Buying your first house means getting your first mortgage. Although people tend to focus on the price of the home itself, the cost of the financing is equally important. That means if you want the best house at the best value, you need to be crystal clear on mortgages first. Here are some things you should know.
Your Score is Important
Your credit score makes a big impact on your mortgage. Most lenders won’t even approve you for a mortgage if your score is 620 or below. Also, the higher your score, the better interest rate you’ll get when applying for a mortgage. Take the time to work on your score so that it’s as high as possible before shopping for your home loan.
Debt Matters Too
Lenders will also look at your current debt load when considering your mortgage worthiness. If your debt-to-income ratio is high, there’s a chance the lender might not approve your loan.

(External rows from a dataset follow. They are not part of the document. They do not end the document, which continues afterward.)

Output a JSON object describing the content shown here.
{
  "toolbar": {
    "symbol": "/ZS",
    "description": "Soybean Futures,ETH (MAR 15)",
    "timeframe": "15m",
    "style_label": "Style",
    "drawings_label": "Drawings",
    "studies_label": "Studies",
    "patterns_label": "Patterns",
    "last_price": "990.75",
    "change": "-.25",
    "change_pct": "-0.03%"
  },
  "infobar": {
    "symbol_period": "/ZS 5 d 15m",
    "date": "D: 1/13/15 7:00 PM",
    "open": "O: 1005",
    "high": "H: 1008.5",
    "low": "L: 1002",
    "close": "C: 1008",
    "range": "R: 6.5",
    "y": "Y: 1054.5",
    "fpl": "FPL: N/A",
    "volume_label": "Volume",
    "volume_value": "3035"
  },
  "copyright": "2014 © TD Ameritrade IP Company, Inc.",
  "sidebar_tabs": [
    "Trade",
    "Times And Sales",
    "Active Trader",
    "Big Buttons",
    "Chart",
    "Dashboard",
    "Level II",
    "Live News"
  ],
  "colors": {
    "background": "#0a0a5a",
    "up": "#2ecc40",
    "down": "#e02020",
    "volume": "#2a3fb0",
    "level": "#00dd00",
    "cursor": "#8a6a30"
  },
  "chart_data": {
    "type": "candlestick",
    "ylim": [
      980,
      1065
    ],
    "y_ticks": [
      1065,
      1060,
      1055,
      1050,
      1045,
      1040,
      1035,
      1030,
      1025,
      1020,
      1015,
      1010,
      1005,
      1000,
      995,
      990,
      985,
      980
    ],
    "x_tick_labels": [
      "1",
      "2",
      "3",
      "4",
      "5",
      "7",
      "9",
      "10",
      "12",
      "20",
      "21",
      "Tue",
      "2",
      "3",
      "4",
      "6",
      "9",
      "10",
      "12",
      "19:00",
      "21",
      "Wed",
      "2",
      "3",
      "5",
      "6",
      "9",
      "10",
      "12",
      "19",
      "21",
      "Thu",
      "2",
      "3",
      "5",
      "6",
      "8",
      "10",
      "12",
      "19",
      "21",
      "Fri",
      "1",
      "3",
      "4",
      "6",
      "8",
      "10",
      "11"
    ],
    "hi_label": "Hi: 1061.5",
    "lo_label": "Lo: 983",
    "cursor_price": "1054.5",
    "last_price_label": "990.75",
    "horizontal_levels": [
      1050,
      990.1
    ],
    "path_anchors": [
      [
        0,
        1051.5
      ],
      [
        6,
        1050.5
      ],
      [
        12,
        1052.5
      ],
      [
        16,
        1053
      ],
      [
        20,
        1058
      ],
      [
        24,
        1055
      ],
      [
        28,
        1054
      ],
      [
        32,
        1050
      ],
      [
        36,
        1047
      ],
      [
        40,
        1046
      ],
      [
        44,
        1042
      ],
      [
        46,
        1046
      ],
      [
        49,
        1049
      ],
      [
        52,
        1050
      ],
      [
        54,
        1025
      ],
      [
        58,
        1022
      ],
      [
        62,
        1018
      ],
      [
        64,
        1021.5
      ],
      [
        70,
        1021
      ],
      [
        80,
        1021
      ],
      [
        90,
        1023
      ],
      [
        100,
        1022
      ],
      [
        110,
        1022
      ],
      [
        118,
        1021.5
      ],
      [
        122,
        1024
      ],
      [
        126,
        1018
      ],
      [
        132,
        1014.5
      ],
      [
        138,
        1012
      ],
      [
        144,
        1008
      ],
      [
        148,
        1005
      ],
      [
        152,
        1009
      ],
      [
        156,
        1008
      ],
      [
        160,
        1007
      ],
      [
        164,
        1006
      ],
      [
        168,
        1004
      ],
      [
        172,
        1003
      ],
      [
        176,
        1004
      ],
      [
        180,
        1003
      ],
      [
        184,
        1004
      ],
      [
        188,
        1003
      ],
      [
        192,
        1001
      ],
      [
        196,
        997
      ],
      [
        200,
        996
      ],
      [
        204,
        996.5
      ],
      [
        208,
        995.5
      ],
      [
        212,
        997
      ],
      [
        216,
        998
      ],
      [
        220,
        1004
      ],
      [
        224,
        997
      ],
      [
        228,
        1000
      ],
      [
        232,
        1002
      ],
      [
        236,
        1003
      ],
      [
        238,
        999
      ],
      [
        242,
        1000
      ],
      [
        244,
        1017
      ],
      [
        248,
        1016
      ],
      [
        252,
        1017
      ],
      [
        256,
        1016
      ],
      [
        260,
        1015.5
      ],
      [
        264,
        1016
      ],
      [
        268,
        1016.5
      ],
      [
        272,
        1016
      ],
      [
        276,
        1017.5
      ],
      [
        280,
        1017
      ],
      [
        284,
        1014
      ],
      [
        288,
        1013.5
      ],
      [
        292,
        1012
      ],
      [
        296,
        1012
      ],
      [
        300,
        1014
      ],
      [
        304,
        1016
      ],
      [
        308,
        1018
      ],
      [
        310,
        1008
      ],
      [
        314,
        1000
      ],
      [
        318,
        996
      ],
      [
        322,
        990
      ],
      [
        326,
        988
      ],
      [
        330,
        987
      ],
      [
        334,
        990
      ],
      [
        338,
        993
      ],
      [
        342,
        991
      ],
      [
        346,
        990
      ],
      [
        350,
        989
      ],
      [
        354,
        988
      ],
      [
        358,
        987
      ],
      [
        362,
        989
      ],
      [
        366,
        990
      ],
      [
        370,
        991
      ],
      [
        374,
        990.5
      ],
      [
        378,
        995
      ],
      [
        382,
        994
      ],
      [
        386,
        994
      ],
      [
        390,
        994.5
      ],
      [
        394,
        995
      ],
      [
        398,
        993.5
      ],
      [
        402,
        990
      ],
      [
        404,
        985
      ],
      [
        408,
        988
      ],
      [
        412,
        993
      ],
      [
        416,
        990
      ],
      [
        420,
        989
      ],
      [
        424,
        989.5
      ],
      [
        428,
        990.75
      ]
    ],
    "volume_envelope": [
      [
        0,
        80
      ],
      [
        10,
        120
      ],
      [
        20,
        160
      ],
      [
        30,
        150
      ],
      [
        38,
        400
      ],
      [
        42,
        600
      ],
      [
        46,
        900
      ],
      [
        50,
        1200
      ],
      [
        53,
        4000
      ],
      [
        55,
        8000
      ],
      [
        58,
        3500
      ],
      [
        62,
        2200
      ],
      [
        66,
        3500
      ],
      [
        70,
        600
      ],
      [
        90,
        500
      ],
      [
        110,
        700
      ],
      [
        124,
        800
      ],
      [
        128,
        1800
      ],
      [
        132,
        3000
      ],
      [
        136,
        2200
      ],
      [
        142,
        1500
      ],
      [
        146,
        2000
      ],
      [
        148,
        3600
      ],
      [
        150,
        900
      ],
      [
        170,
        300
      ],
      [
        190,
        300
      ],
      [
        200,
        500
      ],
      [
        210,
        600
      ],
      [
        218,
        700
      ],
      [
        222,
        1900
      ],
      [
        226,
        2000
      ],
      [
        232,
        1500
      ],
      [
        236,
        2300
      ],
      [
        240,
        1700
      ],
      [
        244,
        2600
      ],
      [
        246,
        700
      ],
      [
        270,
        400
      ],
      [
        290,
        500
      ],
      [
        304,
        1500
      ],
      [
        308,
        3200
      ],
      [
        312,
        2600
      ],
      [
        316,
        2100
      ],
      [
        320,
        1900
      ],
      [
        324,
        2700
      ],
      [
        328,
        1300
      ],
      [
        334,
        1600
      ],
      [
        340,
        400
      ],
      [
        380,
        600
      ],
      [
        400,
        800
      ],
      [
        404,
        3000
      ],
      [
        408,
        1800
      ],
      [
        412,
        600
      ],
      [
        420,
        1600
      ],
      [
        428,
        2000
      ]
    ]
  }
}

Pay down your debts as much as possible so that this is not a factor.
20 Percent is Good Idea
As USA Today reports, some lenders require you to place a 20 percent down payment when you close on a mortgage. However, some allow less, and some even approve mortgages with zero down payment. Contribute that 20 percent if at all possible. You’ll build equity faster and you’ll avoid costly private mortgage insurance.
You Should Shop Around
You should shop around for the best possible deal available. For example, many local banks and credit unions offer more favorable mortgage rates when compared to big banks. Get at least three quotes and then choose the loan that makes the most sense for you.